Frontline Supervisor: Diversity in the Workplace

Frontline Supervisor: Diversity in the Workplace

On 5 Jan 2017, in Management, Workplace, Diversity

Each month, "The Balance Sheet" provides questions and answers from experts on a topic that's important to you as a manager. Please feel free to share this information with other colleagues who also manage people. 

Q. How should supervisors view or understand diversity in the workplace and use it as a resource to support the organization’s mission?

A. Understand the business case for diversity in the workplace beyond it being simply the right thing to do. Diversity brings many benefits to the employer, including valued outcomes such as creativity, the generation of new ideas, discovery of solutions and the ability to market to a diverse world economy. Diversity facilitates healthy challenge of the status quo that naturally comes from those who have different social backgrounds. Keep inclusion in mind and you will maximize the usefulness of this phenomenon in supervision. Everyone wants to feel included, but you should view “inclusiveness” as the energy source or the mechanism that excites employees about making contributions to the organization. Welcome diversity and it will become a positive force to support your organization’s mission.

Q. Regarding diversity in the workplace, what is the purpose of educating employees to understand the cultural norms of foreign-born employees while training employees from other countries in the expectations of the cultural norms in the USA?

A. When training foreign-born, new workers to understand American customs, you will not eliminate manners of communication to which they are accustomed. And frankly, that is not the goal of diversity awareness. Although you will not expect your American employees to adopt or practice the cultural norms of another country, educating them about what they are reduces the likelihood of improper statements, harassment, miscommunication, tension and impersonal comments or questions that foul relationships between workers. So education works both ways. Body language, for example, varies widely among different cultures. Without some awareness training of your employees, how might they react, for example, to a coworker who does not smile back when greeted? For an interesting review of issues regarding personal space, touch, tone of voice, eye contact, silence, facial control and feedback, check out some of the resources at the Diversity Council website

Q. What is the best way for me to increase my level of cultural sensitivity in the workplace, and what is the best argument for doing so?
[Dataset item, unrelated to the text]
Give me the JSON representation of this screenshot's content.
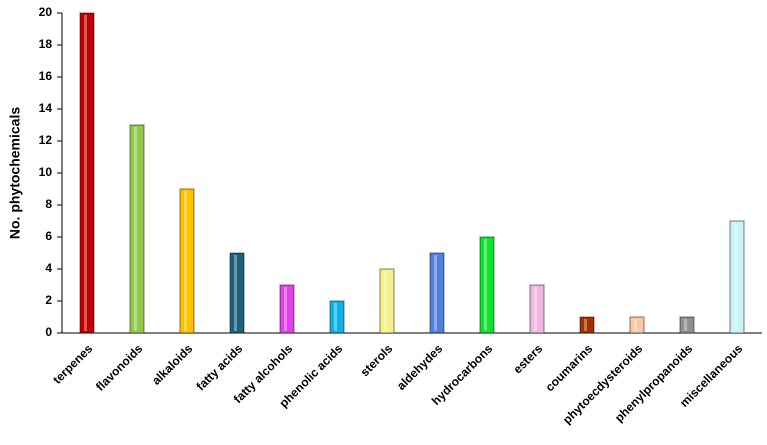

A. The best argument for increasing one’s level of cultural sensitivity is to improve engagement of workers and their job satisfaction. Gallup polling organization has maintained a rolling seven-day average of this index since first reporting on it several years ago. It stood at only 31% recently for workers in general, but if you add discrimination and lack of cultural sensitivity to the mix of reasons normally cited, this problem is compounded. Improving cultural sensitivity is a professional responsibility, although larger organizations with training and education budgets can go about the task with more ease. To enhance your cultural competence (also referred to as cultural intelligence or “CQ,”) consider books such as David Livermore’s The Cultural Intelligence Difference. Another helpful resource is the Executive Planet website, which describes virtually every aspect of business communication, family values and the social customs of every country in the world. Want to know what not to talk about when you meet someone from Paraguay? You’ll find it here.